Thursday, April 16, 2009

The Commoditization of Legal Services

Every now and then an idea or meme seems to catch fire and become ubiquitous in a very short time. In the past couple weeks, discussions and examples of the growing commoditization of legal services has come from a number of fronts.

Marketing pushes from consumer-targeted, off-the-shelf legal forms companies like LegalZoom, LawDepot, and USLegalForms are examples of legal products replacing services. Similarly, companies targeting the small business market, like Direct Incorporation and Business in a Box, are attempting to carve out their own niches.

One interesting element of the trend is the actual language being used to describe it. Language that Robert J. Ambrogi nails in a recent post at Legal Blog Watch.

"Legal services are evolving from a highly bespoke, highly customized product toward becoming a commodity. As part of this evolution, legal work will be unbundled into its constituent tasks and many of those tasks will be standardized and systematized."

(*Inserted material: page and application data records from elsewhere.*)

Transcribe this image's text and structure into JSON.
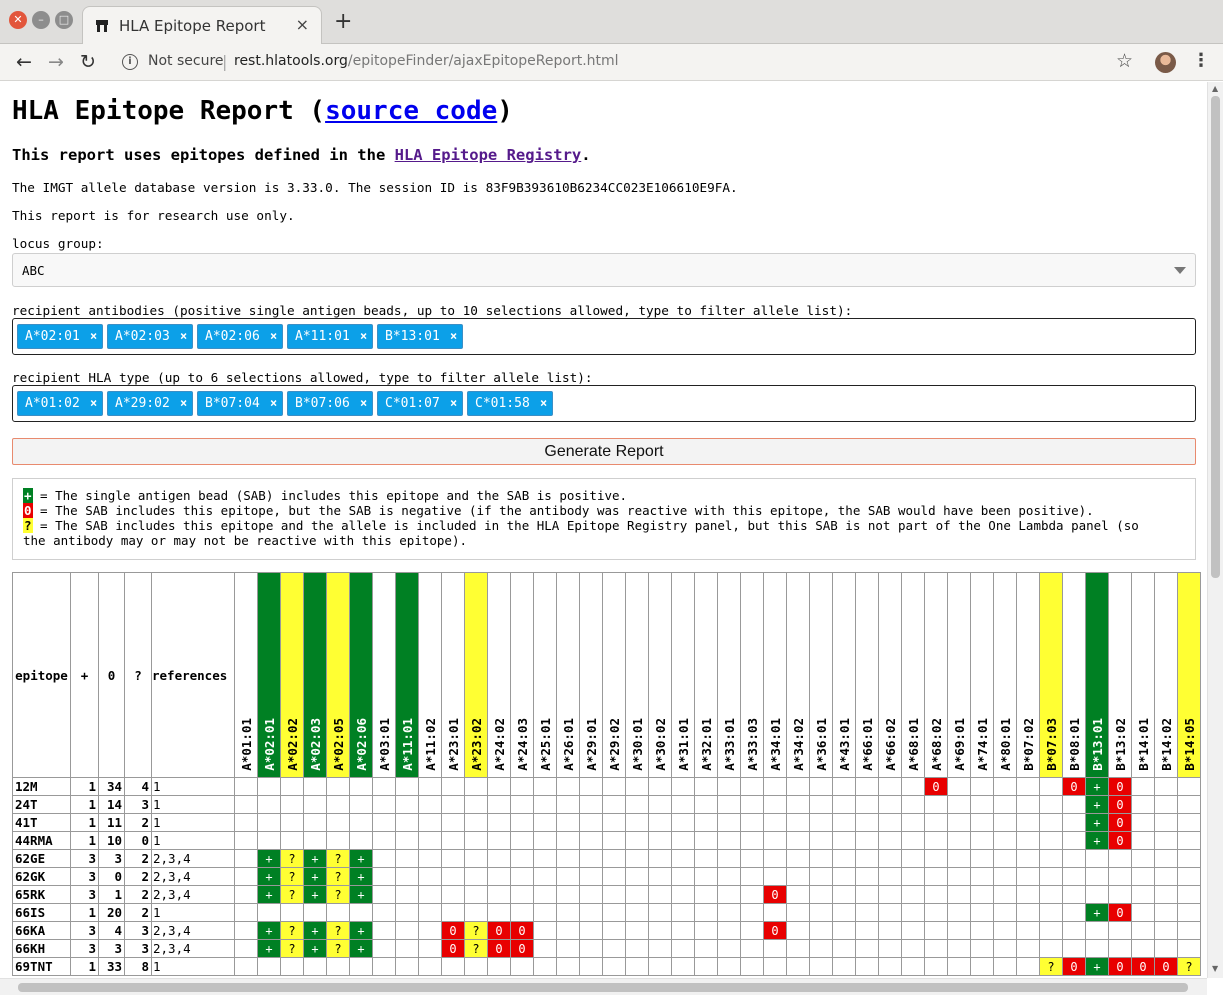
{
  "browser": {
    "tab_title": "HLA Epitope Report",
    "tab_close": "×",
    "new_tab": "+",
    "security": "Not secure",
    "url_host": "rest.hlatools.org",
    "url_path": "/epitopeFinder/ajaxEpitopeReport.html"
  },
  "page": {
    "title": "HLA Epitope Report (",
    "title_link": "source code",
    "title_end": ")",
    "subtitle": "This report uses epitopes defined in the ",
    "subtitle_link": "HLA Epitope Registry",
    "subtitle_end": ".",
    "db_info": "The IMGT allele database version is 3.33.0. The session ID is 83F9B393610B6234CC023E106610E9FA.",
    "research_note": "This report is for research use only.",
    "locus_label": "locus group:",
    "locus_value": "ABC",
    "antibodies_label": "recipient antibodies (positive single antigen beads, up to 10 selections allowed, type to filter allele list):",
    "antibodies": [
      "A*02:01",
      "A*02:03",
      "A*02:06",
      "A*11:01",
      "B*13:01"
    ],
    "hla_label": "recipient HLA type (up to 6 selections allowed, type to filter allele list):",
    "hla_types": [
      "A*01:02",
      "A*29:02",
      "B*07:04",
      "B*07:06",
      "C*01:07",
      "C*01:58"
    ],
    "chip_remove": "×",
    "generate_button": "Generate Report",
    "legend": {
      "plus": "+",
      "zero": "0",
      "question": "?",
      "plus_text": " = The single antigen bead (SAB) includes this epitope and the SAB is positive.",
      "zero_text": " = The SAB includes this epitope, but the SAB is negative (if the antibody was reactive with this epitope, the SAB would have been positive).",
      "question_text": " = The SAB includes this epitope and the allele is included in the HLA Epitope Registry panel, but this SAB is not part of the One Lambda panel (so",
      "question_text2": "the antibody may or may not be reactive with this epitope)."
    }
  },
  "table": {
    "headers": [
      "epitope",
      "+",
      "0",
      "?",
      "references"
    ],
    "alleles": [
      "A*01:01",
      "A*02:01",
      "A*02:02",
      "A*02:03",
      "A*02:05",
      "A*02:06",
      "A*03:01",
      "A*11:01",
      "A*11:02",
      "A*23:01",
      "A*23:02",
      "A*24:02",
      "A*24:03",
      "A*25:01",
      "A*26:01",
      "A*29:01",
      "A*29:02",
      "A*30:01",
      "A*30:02",
      "A*31:01",
      "A*32:01",
      "A*33:01",
      "A*33:03",
      "A*34:01",
      "A*34:02",
      "A*36:01",
      "A*43:01",
      "A*66:01",
      "A*66:02",
      "A*68:01",
      "A*68:02",
      "A*69:01",
      "A*74:01",
      "A*80:01",
      "B*07:02",
      "B*07:03",
      "B*08:01",
      "B*13:01",
      "B*13:02",
      "B*14:01",
      "B*14:02",
      "B*14:05"
    ],
    "allele_colors": [
      "",
      "g",
      "y",
      "g",
      "y",
      "g",
      "",
      "g",
      "",
      "",
      "y",
      "",
      "",
      "",
      "",
      "",
      "",
      "",
      "",
      "",
      "",
      "",
      "",
      "",
      "",
      "",
      "",
      "",
      "",
      "",
      "",
      "",
      "",
      "",
      "",
      "y",
      "",
      "g",
      "",
      "",
      "",
      "y"
    ],
    "rows": [
      {
        "epitope": "12M",
        "plus": "1",
        "zero": "34",
        "q": "4",
        "refs": "1",
        "cells": {
          "30": "0",
          "36": "0",
          "37": "+",
          "38": "0"
        }
      },
      {
        "epitope": "24T",
        "plus": "1",
        "zero": "14",
        "q": "3",
        "refs": "1",
        "cells": {
          "37": "+",
          "38": "0"
        }
      },
      {
        "epitope": "41T",
        "plus": "1",
        "zero": "11",
        "q": "2",
        "refs": "1",
        "cells": {
          "37": "+",
          "38": "0"
        }
      },
      {
        "epitope": "44RMA",
        "plus": "1",
        "zero": "10",
        "q": "0",
        "refs": "1",
        "cells": {
          "37": "+",
          "38": "0"
        }
      },
      {
        "epitope": "62GE",
        "plus": "3",
        "zero": "3",
        "q": "2",
        "refs": "2,3,4",
        "cells": {
          "1": "+",
          "2": "?",
          "3": "+",
          "4": "?",
          "5": "+"
        }
      },
      {
        "epitope": "62GK",
        "plus": "3",
        "zero": "0",
        "q": "2",
        "refs": "2,3,4",
        "cells": {
          "1": "+",
          "2": "?",
          "3": "+",
          "4": "?",
          "5": "+"
        }
      },
      {
        "epitope": "65RK",
        "plus": "3",
        "zero": "1",
        "q": "2",
        "refs": "2,3,4",
        "cells": {
          "1": "+",
          "2": "?",
          "3": "+",
          "4": "?",
          "5": "+",
          "23": "0"
        }
      },
      {
        "epitope": "66IS",
        "plus": "1",
        "zero": "20",
        "q": "2",
        "refs": "1",
        "cells": {
          "37": "+",
          "38": "0"
        }
      },
      {
        "epitope": "66KA",
        "plus": "3",
        "zero": "4",
        "q": "3",
        "refs": "2,3,4",
        "cells": {
          "1": "+",
          "2": "?",
          "3": "+",
          "4": "?",
          "5": "+",
          "9": "0",
          "10": "?",
          "11": "0",
          "12": "0",
          "23": "0"
        }
      },
      {
        "epitope": "66KH",
        "plus": "3",
        "zero": "3",
        "q": "3",
        "refs": "2,3,4",
        "cells": {
          "1": "+",
          "2": "?",
          "3": "+",
          "4": "?",
          "5": "+",
          "9": "0",
          "10": "?",
          "11": "0",
          "12": "0"
        }
      },
      {
        "epitope": "69TNT",
        "plus": "1",
        "zero": "33",
        "q": "8",
        "refs": "1",
        "cells": {
          "35": "?",
          "36": "0",
          "37": "+",
          "38": "0",
          "39": "0",
          "40": "0",
          "41": "?"
        }
      }
    ]
  },
  "colors": {
    "positive": "#008023",
    "negative": "#e80000",
    "unknown": "#ffff33",
    "chip": "#0ca0e8",
    "link": "#0000ee"
  },
  "icons": [
    "close-icon",
    "minimize-icon",
    "maximize-icon",
    "favicon-icon",
    "back-arrow-icon",
    "forward-arrow-icon",
    "reload-icon",
    "info-icon",
    "star-icon",
    "kebab-menu-icon",
    "dropdown-caret-icon"
  ]
}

From the perspective of an LPO (which provides actual services, rather than off-the-shelf products), the key word in that passage is "unbundled". Because the value in legal process outsourcing is identifying which legal tasks can be efficiently unbundled and outsourced for significantly lower costs.

This idea of unbundling is also prominent in Richard Suskinds new book, "The End of Lawyers? Rethinking the Nature of Legal Services". This description from Oxford University Press cuts right to the chase:

"It is argued that the market is increasingly unlikely to tolerate expensive lawyers for tasks (guiding, advising, drafting, researching, problem-solving, and more) that can equally or better be discharged, directly or indirectly, by smart systems and processes. It follows, the book claims, that the jobs of many traditional lawyers will be substantially eroded and often eliminated. This is where the legal profession will be taken, it is argued, by two forces: by a market pull towards commoditisation and by pervasive development and uptake of information technology. At the same time, the book foresees new law jobs emerging which may be highly rewarding, even if very different from those of today. "

For another of the many voices discussing the commoditization of legal work, the Chicago Lawyer has an excellent overview.